Private equity (PE) has been a constant, and growing, phenomenon in corporate finance over the last three decades and its importance is likely to increase in the post-Covid world as firms will find headwinds after the removal of the many government support programs introduced in 2020.
One industry that has received significant attention from PE funds is the healthcare industry, including hospitals. Perhaps because of the nature of hospitals and their centrality in the provision of healthcare, it is not surprising to witness substantial controversy surrounding the presence of PE funds in this field. Those more favorable to PE funds argue that these investors provide hospitals with much needed funding to invest in new technologies that should ultimately improve patient care and health outcomes. Those who oppose PE funds in this industry claim that the usual behavior exhibited by these investors in other industries – such as higher debt, selling of assets, and layoffs to generate profits – will lead to a negative impact on communities’ access to health care and lower jobs.
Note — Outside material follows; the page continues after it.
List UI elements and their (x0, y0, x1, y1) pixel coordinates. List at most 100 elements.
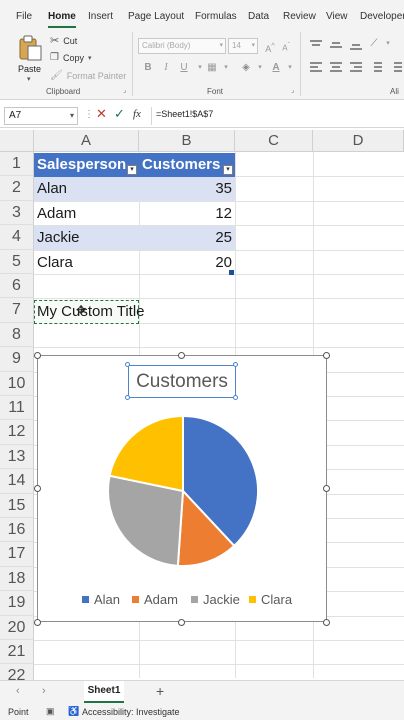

Janet Gao, Yongseok Kim, and Merih Sevilir examine this important issue from the point of view of employment, efficiency and patient outcomes at hospitals in their paper “Private Equity in the Hospital Industry”. They compare these outcomes in hospitals acquired by PE acquirers with, first, a sample of non-acquired hospitals, and then, hospitals acquired by non-PE acquirers.
Janet, Yongseok and Merih find that total employment at target hospitals acquired by PE funds significantly declines after acquisition. On the brighter side, the proportion of skilled workers in such acquired hospitals, namely physicians and nurses, in the total workforce increases for hospitals acquired by publicly traded PE funds. These results have to be contrasted with what happens in the case of hospitals acquired by non-PE investors: employment cuts also occur, but skilled worker ratio does not increase in those hospitals. These outcomes, and their magnitudes, can be easily discerned from the graphs below which show how employment and the presence of skilled labor have changed around acquisitions (year 0) made by, separately, PE and non-PE acquirers.
Figure 1: The Figure shows how employment changed in hospitals acquired by PE funds (Panel A) and those by non-PE acquirers (Panel B) after the acquisition (year 0).
Figure 2: The Figure shows how the ratio of skilled workers (physicians and nurses) over total employment changed in hospitals acquired by PE funds (Panel C) and those by non-PE acquirers (Panel D) after the acquisition (year 0).
Perhaps because of the higher presence of skilled workers in PE funds-acquired hospitals that the authors also observe another important finding: patient satisfaction scores do not decline at PE-acquired hospitals and even improve along some dimensions after such acquisitions. Also, PE acquirers are not associated with higher mortality and readmission rates at target hospitals compared to non-PE acquirers.
This research provides new evidence on the role of PE acquirers in the hospital industry and paints a more nuanced picture with the differences between PE and non-PE acquirers, as well as between PE-backed acquirers with and without access to public capital markets.